Riboflavin (vitamin B2) for the treatment of migraine headaches: an introduction

Riboflavin is a B vitamin that is essential for growth. Riboflavin, also known as Vitamin B2 or B2, can also be produced synthetically. It is often used as food coloring and to fortify foods including baby foods, cereals, and cheese. Riboflavin is destroyed by light, so food containing this vitamin shouldn’t be stored in clear containers.

Food containing Riboflavin

  • Milk
  • Asparagus
  • Broccoli
  • Turnip greens
  • Spinach
  • Eggs
  • Almonds
  • Yogurt
  • Cheese
  • Whole grains
  • Poultry
  • Lean meat

Riboflavin and migraines

Riboflavin supplements have been used for more than three decades as natural remedy for newborns with jaundice and ariboflavinosis (riboflavin vitamin deficiency).

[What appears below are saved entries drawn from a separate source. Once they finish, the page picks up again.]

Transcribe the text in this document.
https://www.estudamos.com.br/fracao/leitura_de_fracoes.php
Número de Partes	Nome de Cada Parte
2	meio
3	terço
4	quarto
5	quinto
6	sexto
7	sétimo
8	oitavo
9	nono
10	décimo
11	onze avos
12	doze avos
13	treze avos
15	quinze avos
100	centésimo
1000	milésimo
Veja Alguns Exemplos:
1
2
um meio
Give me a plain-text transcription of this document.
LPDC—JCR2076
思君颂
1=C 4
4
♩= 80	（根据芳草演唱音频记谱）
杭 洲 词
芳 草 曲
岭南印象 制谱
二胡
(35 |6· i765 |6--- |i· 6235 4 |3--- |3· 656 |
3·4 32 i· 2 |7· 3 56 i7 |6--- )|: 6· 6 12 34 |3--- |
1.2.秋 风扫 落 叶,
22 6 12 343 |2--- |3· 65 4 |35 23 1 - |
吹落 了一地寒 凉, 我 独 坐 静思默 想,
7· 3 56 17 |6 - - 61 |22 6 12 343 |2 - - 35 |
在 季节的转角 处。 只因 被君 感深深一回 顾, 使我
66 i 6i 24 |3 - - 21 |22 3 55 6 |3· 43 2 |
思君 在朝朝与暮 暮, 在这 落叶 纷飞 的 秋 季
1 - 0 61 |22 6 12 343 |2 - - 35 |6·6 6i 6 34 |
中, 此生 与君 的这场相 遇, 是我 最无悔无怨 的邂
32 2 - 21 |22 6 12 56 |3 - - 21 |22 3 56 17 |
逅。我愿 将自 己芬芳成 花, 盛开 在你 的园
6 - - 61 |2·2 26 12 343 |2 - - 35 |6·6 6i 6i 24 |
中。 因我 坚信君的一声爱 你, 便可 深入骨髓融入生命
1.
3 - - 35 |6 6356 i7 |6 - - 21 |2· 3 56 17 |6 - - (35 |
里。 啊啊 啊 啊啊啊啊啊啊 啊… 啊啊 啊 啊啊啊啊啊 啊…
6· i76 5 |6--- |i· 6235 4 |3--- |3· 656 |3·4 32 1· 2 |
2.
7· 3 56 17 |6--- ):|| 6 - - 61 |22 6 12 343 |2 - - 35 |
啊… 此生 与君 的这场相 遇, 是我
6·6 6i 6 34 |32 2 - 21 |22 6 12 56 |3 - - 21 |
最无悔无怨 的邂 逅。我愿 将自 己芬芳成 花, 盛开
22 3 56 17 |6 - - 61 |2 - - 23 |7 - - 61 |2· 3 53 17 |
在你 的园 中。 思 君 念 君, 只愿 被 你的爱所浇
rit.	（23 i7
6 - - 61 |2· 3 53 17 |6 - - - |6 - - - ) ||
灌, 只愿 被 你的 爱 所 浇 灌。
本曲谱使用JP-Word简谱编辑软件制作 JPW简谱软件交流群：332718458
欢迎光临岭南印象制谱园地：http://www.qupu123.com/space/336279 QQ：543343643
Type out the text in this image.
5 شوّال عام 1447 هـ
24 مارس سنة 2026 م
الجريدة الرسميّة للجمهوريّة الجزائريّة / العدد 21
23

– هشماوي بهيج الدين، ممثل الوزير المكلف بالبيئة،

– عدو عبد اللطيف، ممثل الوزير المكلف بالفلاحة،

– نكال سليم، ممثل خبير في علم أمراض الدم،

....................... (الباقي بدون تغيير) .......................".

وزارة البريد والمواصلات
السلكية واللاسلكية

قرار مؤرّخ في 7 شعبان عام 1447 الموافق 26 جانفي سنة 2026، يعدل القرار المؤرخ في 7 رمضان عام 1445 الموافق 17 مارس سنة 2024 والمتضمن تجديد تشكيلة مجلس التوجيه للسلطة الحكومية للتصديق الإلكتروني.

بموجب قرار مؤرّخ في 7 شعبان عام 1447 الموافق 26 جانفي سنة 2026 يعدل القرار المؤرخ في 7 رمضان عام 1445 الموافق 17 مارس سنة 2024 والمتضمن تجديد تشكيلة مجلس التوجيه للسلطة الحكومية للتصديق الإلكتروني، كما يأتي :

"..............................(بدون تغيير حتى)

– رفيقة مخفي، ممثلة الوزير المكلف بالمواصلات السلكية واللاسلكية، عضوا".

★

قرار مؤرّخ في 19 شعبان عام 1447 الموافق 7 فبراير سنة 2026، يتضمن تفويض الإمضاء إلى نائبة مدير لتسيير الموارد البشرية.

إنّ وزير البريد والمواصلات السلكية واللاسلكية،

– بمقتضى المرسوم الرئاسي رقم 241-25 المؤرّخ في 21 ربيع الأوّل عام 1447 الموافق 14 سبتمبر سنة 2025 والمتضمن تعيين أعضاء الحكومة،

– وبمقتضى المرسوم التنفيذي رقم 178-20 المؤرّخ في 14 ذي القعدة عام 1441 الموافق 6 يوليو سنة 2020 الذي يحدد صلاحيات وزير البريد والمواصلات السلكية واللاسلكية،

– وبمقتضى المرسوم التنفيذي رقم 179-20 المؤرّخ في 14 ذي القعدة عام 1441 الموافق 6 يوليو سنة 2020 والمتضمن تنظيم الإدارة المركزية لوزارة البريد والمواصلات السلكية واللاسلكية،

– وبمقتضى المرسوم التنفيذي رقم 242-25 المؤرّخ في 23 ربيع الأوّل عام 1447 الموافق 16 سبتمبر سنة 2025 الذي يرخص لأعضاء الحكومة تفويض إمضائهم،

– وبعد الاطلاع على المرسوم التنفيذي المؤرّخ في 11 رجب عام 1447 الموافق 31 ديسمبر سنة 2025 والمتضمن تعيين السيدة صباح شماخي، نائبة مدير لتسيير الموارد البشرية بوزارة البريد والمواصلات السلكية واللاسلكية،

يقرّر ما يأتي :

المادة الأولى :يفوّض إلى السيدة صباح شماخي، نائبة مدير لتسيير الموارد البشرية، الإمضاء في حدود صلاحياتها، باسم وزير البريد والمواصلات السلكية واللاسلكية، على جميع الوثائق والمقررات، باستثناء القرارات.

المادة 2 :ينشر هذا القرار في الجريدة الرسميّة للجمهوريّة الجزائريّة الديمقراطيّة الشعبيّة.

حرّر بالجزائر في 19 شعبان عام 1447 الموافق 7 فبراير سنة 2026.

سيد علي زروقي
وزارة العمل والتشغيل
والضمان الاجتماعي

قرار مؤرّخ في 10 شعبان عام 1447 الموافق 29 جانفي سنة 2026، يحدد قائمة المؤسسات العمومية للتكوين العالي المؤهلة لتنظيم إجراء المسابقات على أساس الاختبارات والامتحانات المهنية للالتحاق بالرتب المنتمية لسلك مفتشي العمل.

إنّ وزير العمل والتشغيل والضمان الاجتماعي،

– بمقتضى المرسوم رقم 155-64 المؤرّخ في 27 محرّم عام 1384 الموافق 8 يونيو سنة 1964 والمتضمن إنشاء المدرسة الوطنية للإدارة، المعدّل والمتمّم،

More recently, Riboflavin, in high doses, has been identified as a vitamin that can help migraine sufferers.

Riboflavin (Vitamin B2) and migraine headaches

Riboflavin is necessary for growth and for the production of red blood cells. Riboflavin also plays an important role in how our bodies gets energy from carbohydrates, fats, and proteins. Migraine sufferers may not have enough Vitamin B2. This makes Riboflavin a potential treatment option. Because migraines can be caused by many events in the body, Riboflavin is often used in combination with other migraine treatments.


Studies on Riboflavin and Migraines

One 1998 study of 80 patients who suffer from migraine with aura or migraine without aura found that 400 mg of Riboflavin worked better at preventing migraines than an inactive placebo pill. After three months, patients in the Riboflavin group experienced fewer migraines and deceased severity of migraines than those in the placebo group. Here’s a breakdown of how many patients benefitted:

  • Riboflavin cut the number of headache days at least in half : Riboflavin 50% , Placebo 15%

A 2004 study, which didn’t compare Riboflavin to a dummy placebo pill or any other treatment, found that patients who took 400 mg of Riboflavin daily experienced significantly fewer headaches and used fewer migraine pain killers or abortive medications for migraines. However, total headache hours and headache intensity did not change significantly. Here’s a summary:

  • Headache days per month : Before Riboflavin 4 days , After three months of Riboflavin 2 days
  • Pain killers used per month : Before Riboflavin 7 units , After three months of Riboflavin 4.5 units

Formulations of Riboflavin available

Riboflavin is available as:

  • Capsules
  • Tablets
  • Tablets, Enteric Coated

Riboflavin side effects and other precautions

Some people who take Riboflavin may notice that their urine becomes bright yellow. A small number of patients experience diarrhea and increased urine. There isn’t a large amount of side effect information available on Riboflavin as it relates to people with migraines. As with any natural remedy, prescription or over-the-counter treatment, you should first check with your doctor before taking Riboflavin to learn if it might interact with anything else you’re taking or learn if it will have a dangerous impact on any condition you have.

Who should not take Riboflavin

Always check with your doctor before taking Riboflavin. Because its use in migraine sufferers is relatively new, there isn’t a lot of information on warnings for the supplement.

People with cataracts shouldn’t take more than 10 mg of Riboflavin per day.

The effects of Riboflavin will likely be decreased if you smoke, drink alcoholic beverages, take tricyclic antidepressants, phenothiazines and probenecid antimalarial drugs.

Contraceptives can increase the breakdown of Riboflavin.

As always, the best source for advice on treating your migraines is your own migraine specialist. These descriptions of natural remedies are provided only for informational purposes. You should begin no medication or supplement without first checking with your physician. Again, this information should in no way substitute or be mistaken for medical advice.